In any organization, the opportunities for growth depend on how management defines what business they in.
Whether your goal is finding a new product, diversifying into a new growth category or protecting the current business from industry outsiders who might brand extend into your category, understanding how brand extension works should be something every marketing and senior executive should know. Brand extension is an alternative to merger or acquisition as a way to enter a new (for the company) category. When the choice is a growth category, the brand can be leveraged to generate an entirely new and profitable business with long term potential. This can be done by manufacturing and selling products or by licensing.
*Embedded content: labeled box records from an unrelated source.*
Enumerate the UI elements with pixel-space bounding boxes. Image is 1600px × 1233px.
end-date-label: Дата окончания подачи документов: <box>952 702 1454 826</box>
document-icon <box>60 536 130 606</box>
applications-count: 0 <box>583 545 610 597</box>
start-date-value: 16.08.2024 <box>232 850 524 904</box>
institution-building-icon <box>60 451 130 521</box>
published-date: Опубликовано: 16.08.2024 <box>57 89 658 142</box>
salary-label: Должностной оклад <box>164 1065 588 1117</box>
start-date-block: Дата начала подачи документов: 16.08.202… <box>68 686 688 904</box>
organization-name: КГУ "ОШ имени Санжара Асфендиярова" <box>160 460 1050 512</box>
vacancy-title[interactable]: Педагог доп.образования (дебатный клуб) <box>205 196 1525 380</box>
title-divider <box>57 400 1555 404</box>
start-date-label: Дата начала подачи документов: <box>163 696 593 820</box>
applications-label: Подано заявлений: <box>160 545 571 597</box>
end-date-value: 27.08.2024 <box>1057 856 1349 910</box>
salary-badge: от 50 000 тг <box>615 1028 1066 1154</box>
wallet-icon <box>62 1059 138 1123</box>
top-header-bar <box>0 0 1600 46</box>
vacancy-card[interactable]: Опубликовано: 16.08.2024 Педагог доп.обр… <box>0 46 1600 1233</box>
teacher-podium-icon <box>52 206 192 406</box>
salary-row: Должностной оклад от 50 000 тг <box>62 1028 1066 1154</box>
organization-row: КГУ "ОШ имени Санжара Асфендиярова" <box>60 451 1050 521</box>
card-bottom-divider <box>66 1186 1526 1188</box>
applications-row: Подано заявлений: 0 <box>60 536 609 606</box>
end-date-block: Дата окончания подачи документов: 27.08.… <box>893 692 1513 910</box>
Brand Extension provides a means to diversify into new categories other than through expensive mergers and acquisitions. It offers an innovative way to develop new products. It allows some firms to turn what was a single product or service into a broad line of products in a variety of categories.
There are two strategic purposes to extend brands:
Create a new product: One objective is to stretch a brand into a different category in order to launch a new product that can provide incremental revenue. Creating new brands is expensive so brand extension can be a way to capitalize efficiently on the existing awareness and associations of existing brand names. Examples are Snickers Ice Cream Bars and Gerber Good Start Infant Formula, both conceptualized by me.
Create a new business: The second objective for extending a brand is to provide a means to enter a new category other than by merger or acquisition. Brands are often the major barrier to entry but they can also be the means to entry. Finding new growth categories to launch brand extensions can radically change a company by allowing the company to become a major player in a different category than they are in now. Examples are the line of Clorox cleaning and disinfecting products and the line of Buitoni refrigerated pastas and sauces, also conceptualized by me.
Reasons to Extend Your Brand
Growth – Companies that are looking for growth may turn to brand extension. There may be no growth potential in their current categories, especially if the company already has a dominant share of market or if their current category growth is flat to declining. Exploring other categories which are growing rapidly offer more potential.
Diversification– This is an important issue for companies as they strive to become less dependent on only one category. New products are the life blood of many companies. They provide the opportunity for growth and an increase in margins and overall profitability. They offer a way for a company to expand when the mature categories they are in no longer have growth potential. Over time, competitors copy existing products in a category no longer allowing any product to be distinctive.
In effect, the products become commoditized. Breaking out of this situation often requires innovation or moving into a new category. However, the cost of introducing new brand names in a new category can be prohibitive. The cost savings and efficiencies of using an existing brand, when possible, make brand extension appealing. Existing brands already have the paid-for awareness, reputation and strengths from associations that provide a new product with advantages that a new brand name does not have.
Excess capacity– When a company has excess capacity, they are motivated to develop new items that can utilize that capacity. There may be no additional line extensions they can use that will take advantage of that capacity or sell enough to make it worthwhile.
Efficiency– Entering new categories with a brand extension can often utilize the company’s existing resources such as manufacturing, distribution, sales or marketing. Even though it is a new category for the company, these advantages can offer competitive cost advantages versus players already in the new category.
Economies of Scale– Expanded businesses often benefit from the increased size of their business. Entering new categories, especially large ones, offer a company the opportunity to benefit in ways unavailable previously. For example, they might now be able to afford a larger plant, attract a more successful distributor, and interest a major advertising agency. In effect, there are not only quantitative cost efficiencies, but qualitative advantages as well.
Profit margins– Low or declining profit margins of the existing business is another reason for extending a brand into a new category. A number of my clients were in commodity businesses. Commodity products by their nature are largely identical to what every competitor is selling. Because of the competitive nature of commodity categories, there was a constant squeeze on profits. The client wanted to offer value- added products that commanded price premiums because of their point-of-difference.